Turkish government currently not mulling extending lockdown

Turkish government currently not mulling extending lockdown

ISTANBUL

Turkey is not considering extending a current 17-day lockdown, top government officials have said, stressing that any decision on restrictions will be data-sensitive.

“The extension of the ongoing lockdown to cover the May 19 [Youth and Sports Day holiday] is not currently on our agenda,” Vice President Fuat Oktay said in an interview with private broadcaster NTV on May 6.

Oktay noted that the cabinet is receiving the outbreak-related data and a final decision is made following the assessment of those numbers.

The vice president was responding to a question on whether the government will prolong the current lockdown if the number of daily cases will not drop to 5,000 as targeted.

Echoing Oktay, Interior Minister Süleyman Soylu also said that an extended lockdown seems unlikely.

“As of today, taking any action to stretch the lockdown to cover May 19 is not under consideration,” Soylu said in televised comments on May 6.

Like Oktay, Soylu stressed that the figures to come out on May 17 will set the course to be taken going forward.

“We will proceed according to the decisions the cabinet and [the Health Ministry’s] Science Board take,” the minister said.

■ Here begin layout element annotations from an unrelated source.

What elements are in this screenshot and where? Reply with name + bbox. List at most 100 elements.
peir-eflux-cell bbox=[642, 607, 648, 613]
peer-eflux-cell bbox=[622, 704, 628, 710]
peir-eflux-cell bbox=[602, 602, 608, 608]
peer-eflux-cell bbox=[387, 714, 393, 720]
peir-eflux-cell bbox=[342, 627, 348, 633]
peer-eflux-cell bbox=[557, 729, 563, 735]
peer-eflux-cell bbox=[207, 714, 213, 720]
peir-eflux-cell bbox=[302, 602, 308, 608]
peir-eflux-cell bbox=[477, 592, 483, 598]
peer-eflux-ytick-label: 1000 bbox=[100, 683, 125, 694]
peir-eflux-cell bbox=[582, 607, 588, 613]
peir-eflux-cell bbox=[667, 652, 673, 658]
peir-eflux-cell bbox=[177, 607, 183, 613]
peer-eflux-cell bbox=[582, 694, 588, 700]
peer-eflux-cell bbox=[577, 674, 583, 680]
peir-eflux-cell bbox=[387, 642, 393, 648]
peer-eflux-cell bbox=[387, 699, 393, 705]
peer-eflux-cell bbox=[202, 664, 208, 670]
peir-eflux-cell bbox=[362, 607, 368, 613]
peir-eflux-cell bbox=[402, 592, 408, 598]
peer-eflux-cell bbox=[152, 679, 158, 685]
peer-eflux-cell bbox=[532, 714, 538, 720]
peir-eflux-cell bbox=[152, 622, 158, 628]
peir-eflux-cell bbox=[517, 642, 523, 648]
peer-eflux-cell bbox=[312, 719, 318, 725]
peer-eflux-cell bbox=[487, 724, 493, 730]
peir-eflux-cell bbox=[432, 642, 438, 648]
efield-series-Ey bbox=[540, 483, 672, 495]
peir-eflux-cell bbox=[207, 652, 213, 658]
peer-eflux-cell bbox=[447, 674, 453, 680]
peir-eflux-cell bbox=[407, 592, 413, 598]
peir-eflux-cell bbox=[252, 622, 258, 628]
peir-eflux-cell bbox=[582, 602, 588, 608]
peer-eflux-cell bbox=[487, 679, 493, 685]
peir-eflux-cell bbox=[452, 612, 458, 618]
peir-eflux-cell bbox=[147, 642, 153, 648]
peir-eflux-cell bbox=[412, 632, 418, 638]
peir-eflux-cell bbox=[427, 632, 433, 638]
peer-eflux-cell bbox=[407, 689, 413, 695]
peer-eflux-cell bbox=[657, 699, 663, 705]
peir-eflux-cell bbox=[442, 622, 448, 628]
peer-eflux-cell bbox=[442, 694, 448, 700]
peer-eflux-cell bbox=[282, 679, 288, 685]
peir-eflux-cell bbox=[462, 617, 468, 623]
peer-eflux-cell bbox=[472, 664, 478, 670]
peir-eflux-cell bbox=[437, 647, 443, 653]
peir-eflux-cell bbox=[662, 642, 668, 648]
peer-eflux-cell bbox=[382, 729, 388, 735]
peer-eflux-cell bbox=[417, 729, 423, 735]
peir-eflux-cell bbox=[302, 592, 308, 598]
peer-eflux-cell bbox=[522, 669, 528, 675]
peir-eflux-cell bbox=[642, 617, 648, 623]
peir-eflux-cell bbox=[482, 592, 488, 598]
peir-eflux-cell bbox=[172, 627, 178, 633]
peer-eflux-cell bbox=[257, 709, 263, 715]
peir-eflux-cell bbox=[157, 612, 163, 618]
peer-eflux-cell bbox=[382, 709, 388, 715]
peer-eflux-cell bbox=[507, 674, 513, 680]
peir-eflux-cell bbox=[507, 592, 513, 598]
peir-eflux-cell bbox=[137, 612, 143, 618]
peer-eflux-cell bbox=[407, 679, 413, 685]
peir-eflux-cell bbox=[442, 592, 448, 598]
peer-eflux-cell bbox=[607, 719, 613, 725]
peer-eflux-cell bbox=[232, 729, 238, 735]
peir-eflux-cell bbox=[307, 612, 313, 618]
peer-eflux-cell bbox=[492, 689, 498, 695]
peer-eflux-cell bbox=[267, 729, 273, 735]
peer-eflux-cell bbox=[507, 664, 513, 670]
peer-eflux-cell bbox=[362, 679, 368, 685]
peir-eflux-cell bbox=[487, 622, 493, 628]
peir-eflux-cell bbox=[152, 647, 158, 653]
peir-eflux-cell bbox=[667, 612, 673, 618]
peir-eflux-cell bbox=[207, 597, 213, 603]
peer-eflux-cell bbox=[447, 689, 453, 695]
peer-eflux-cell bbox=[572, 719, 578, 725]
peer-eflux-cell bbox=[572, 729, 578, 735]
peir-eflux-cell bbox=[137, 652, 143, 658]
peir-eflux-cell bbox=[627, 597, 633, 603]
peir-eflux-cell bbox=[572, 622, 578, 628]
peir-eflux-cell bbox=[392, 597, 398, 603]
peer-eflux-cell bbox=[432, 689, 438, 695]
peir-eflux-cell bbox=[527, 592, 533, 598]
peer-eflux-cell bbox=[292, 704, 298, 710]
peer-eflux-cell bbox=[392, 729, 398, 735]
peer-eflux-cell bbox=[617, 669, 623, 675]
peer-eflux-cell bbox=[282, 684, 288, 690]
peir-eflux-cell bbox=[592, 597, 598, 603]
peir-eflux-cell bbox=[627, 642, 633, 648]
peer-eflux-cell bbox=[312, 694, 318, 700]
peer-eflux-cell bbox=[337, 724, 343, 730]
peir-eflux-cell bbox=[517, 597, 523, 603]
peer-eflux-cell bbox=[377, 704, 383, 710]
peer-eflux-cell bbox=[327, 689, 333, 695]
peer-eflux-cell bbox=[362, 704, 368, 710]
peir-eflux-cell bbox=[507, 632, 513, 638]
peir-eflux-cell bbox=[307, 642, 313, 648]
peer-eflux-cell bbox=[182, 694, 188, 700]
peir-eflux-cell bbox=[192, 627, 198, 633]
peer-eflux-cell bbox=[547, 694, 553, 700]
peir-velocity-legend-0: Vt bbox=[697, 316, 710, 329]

Soylu noted that the number of daily infections were hovering at around 63,000 before the country imposed a partial lockdown.

“After the measures were introduced, daily infections first declined to around 29,000 and 30,000 and nowadays further came down to around 24,000. Those numbers testify that we are on the right path,” the minister said.

The government announced a full lockdown for April 29 and May 17 as the daily virus cases increased to record highs, climbing above 60,000 in mid-April.

Data from the Health Ministry show that daily infections started to decline after April 21. They first dropped below 40,000 and the country logged 22,388 cases on May 7.

To date, COVID-19 has infected more than 4.9 million people, with the death toll from the pandemic surpassing 42,000.

Meanwhile, new restrictions on supermarket sales took effect on May 7. The government earlier this week announced that supermarkets will only be allowed to sell essential items, such as food and hygiene materials. The decision aimed at preventing crowds at supermarkets, the Interior Ministry explained.

However, marketplaces will be open this and next Saturday but vendors, likewise, will sell only fruits and vegetables.

On a related note, more than 20 percent of the population have received at least one dose of the COVID-19 vaccine in Turkey’s 36 provinces, according to the Health Ministry data.

In Istanbul, which has a population of nearly 16 million, 15.7 percent of the residents have been given at least one dose of the jab, while the corresponding figures for Ankara and İzmir, the country’s third largest city, are 20.6 percent and 22.3 percent, respectively.

Turkey has administered nearly 25 million doses of the coronavirus vaccine since it began inoculations on Jan. 14. Over 14 million people have received the first dose of the jab while more than 10.2 million people have been given both doses.

On the ongoing discussion over patent waiver, President Recep Tayyip Erdoğan said it was a public health matter, stressing, “An understanding of ‘We produced this, we will not give it to anyone’ is a wrong approach in a subject related to human health.”

Science is the common property of humankind, Erdoğan stressed, recalling that Turkey is carrying out its own researches for a national vaccine against COVID-19. “We will not use them only in Turkey, but will share with the rest of the world,” he said, informing the Turkish jabs will be ready to use in September or October this year.